I have to say it was and is an interesting idea because Larry is 70 and just stepped up to Executive Chairman, leaving the CEO duties to Mark Hurd and Safra Catz. This idea has been surfaced before too. About a year ago it came up and died a gentle death when few outlets picked up on it.
Also, it might be human nature to think like this — to look for a single strong leader to take us to the promised land (whatever that is) — but real life experience seems to run in the opposite direction. Rather than seeking the uber boss, societies, at least the successful ones, instead split the organization whenever it gets too big.
There is a lot of historical precedence for the split over the big boss approach and it has changed over time in a predictable way. To understand the predictability you need a little math in the form of the Dunbar Number.
The Dunbar Number is actually a very elastic thing and could more easily be described as a concept or even a law of sociology (I dunno, I ain’t a sociologist). It says that the average human can keep track of about 150 or maybe 220 people and after that not so good results. This seems like a big number to me but I am an introvert, not shy, just not into maintaining lots of relationships and I am quite comfortable with ideas.
If you look at human organizations, pre-social media, the Dunbar concept applies remarkably well. Of course, CEOs are always trying to limit their direct reports but go up or down a level and you see interesting things. For example, in the Middle Ages, monasteries were working communities of about the Dunbar number. When one got too big, the abbot split off a unit and told one of the members to go elsewhere, build a new monastery, and keep up the tradition. That’s actually how the monastic tradition spread and if you read “How the Irish Saved Civilization” by Thomas Cahill you’ll see the story played out.
Now, social media has turned the Dunbar Number on its head but even with that assist there is a practical limit to the number of friends you can have even online. Perhaps that number varies by individual but the point is that it’s finite and probably not as big as the number of followers many of us have.
There are other examples too such as the military company, the atomic unit of military effectiveness. Corps, divisions, regiments, and battalions are all different aggregations of companies. But what’s this have to do with Oracle? Well it’s indirect. A story in today’s New York Times announces that HP’s CEO, Meg Whitman, wants to split the company into a PC unit and an Enterprise one.

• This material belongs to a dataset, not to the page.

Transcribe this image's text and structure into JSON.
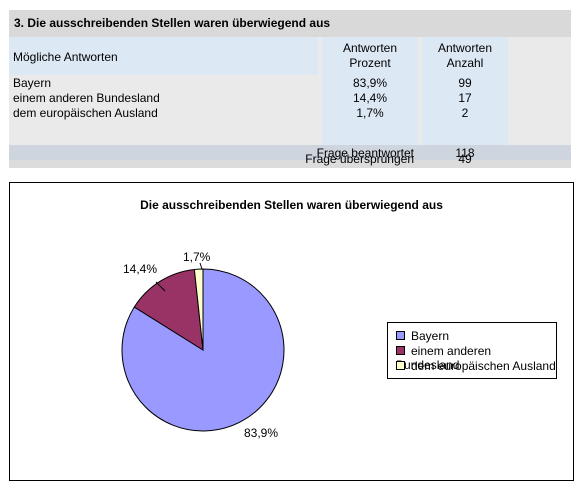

My analysis is that HP is too big to be effective at pursuing a strategy even with all of the computers and communication infrastructure the company has so it’s a natural to seek a way to group similar products and skills into separate companies. Refer to the monastery idea and consider Dunbar and ask yourself if this makes sense.

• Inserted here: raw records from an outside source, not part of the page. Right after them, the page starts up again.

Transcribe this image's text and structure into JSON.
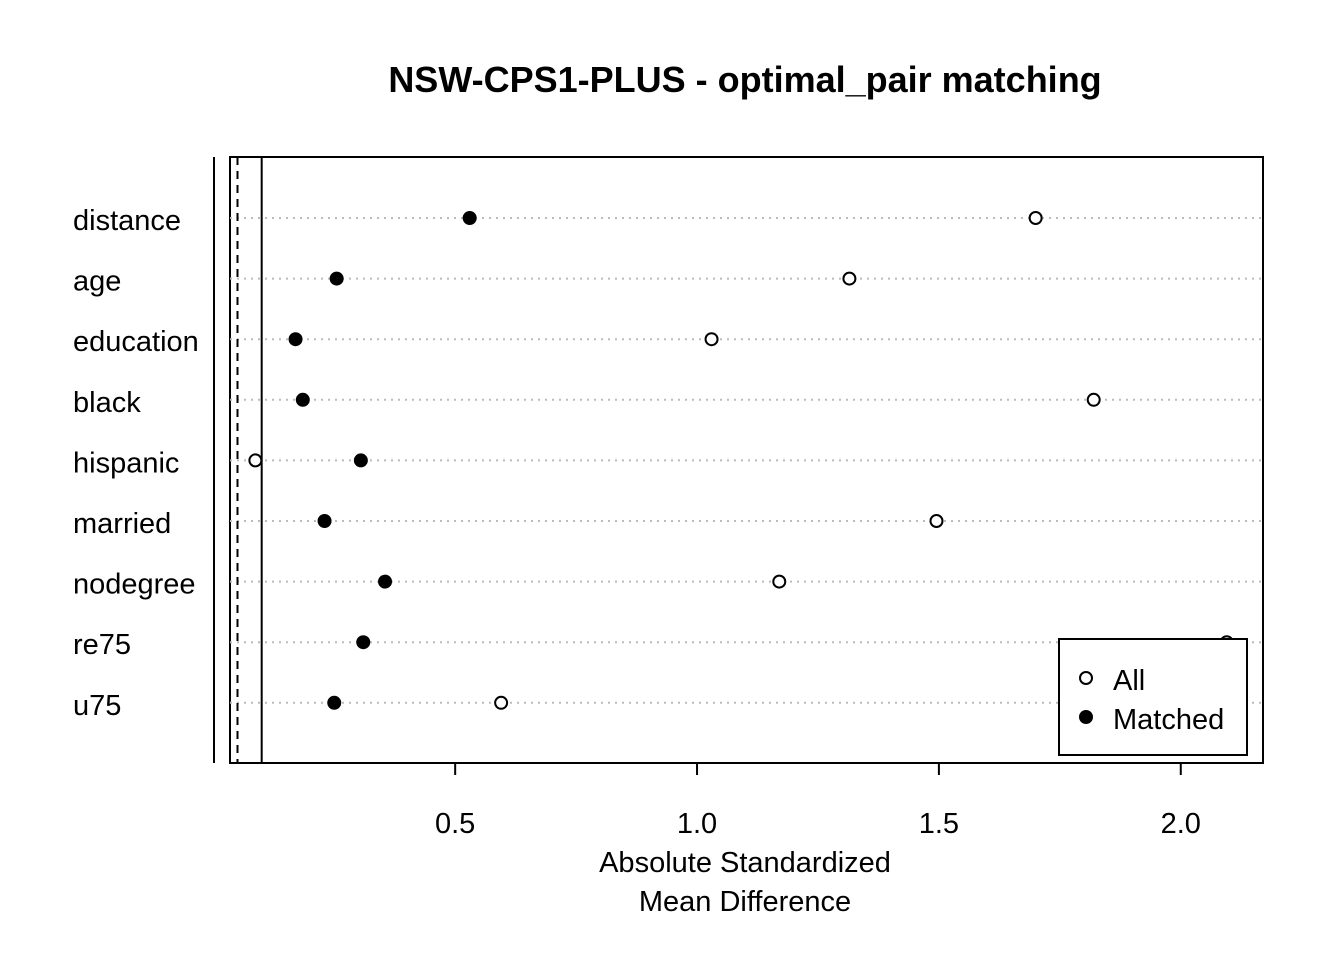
{
  "chart_data": {
    "type": "scatter",
    "title": "NSW-CPS1-PLUS - optimal_pair matching",
    "xlabel_line1": "Absolute Standardized",
    "xlabel_line2": "Mean Difference",
    "ylabel": "",
    "categories": [
      "distance",
      "age",
      "education",
      "black",
      "hispanic",
      "married",
      "nodegree",
      "re75",
      "u75"
    ],
    "series": [
      {
        "name": "All",
        "marker": "open-circle",
        "values": [
          1.7,
          1.315,
          1.03,
          1.82,
          0.087,
          1.495,
          1.17,
          2.095,
          0.595
        ]
      },
      {
        "name": "Matched",
        "marker": "filled-circle",
        "values": [
          0.53,
          0.255,
          0.17,
          0.185,
          0.305,
          0.23,
          0.355,
          0.31,
          0.25
        ]
      }
    ],
    "xticks": [
      0.5,
      1.0,
      1.5,
      2.0
    ],
    "xtick_labels": [
      "0.5",
      "1.0",
      "1.5",
      "2.0"
    ],
    "xlim": [
      0.0345,
      2.17
    ],
    "reference_lines": [
      {
        "value": 0.05,
        "style": "dashed"
      },
      {
        "value": 0.1,
        "style": "solid"
      }
    ],
    "grid": "dotted horizontal",
    "legend_position": "bottom-right"
  }
}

So, all this is to say that my response to Mark Tamis and his idea is to think small-er. Rather than trying to find the uber boss, if that person even exists, it might be time for Oracle to consider cleaving itself into logical units that have more autonomy than they currently do but that still tree up to a single entity. This might be a worthwhile trend for a lot of first generation Silicon Valley companies.
Oracle is currently made up of a Byzantine assortment of in-house developed technologies and bought companies. It is also a player in almost every part of the tech sector from hardware to apps. The company’s current tag line, “hardware and software engineered to work together” is well chosen to give an impression that is no longer needed. The goods might be engineered together but that’s not the same as being designed and built for the purpose from whole cloth. In fact, Oracle reflects the marketplace it tries to serve which is sophisticated, complex, and aggressively heterogeneous, whatever the marketing lingo says.
Certainly Meg Whitman is rolling the dice with this split but from my perspective it is a logical and appropriate thing to do, and one that has historically delivered results. Would Oracle ever consider splitting into a hardware enterprise, a legacy software company, and a third dedicated to more modern web/social/mobile technologies? Never say never out in the valley, except maybe to the idea of Benioff taking over Oracle.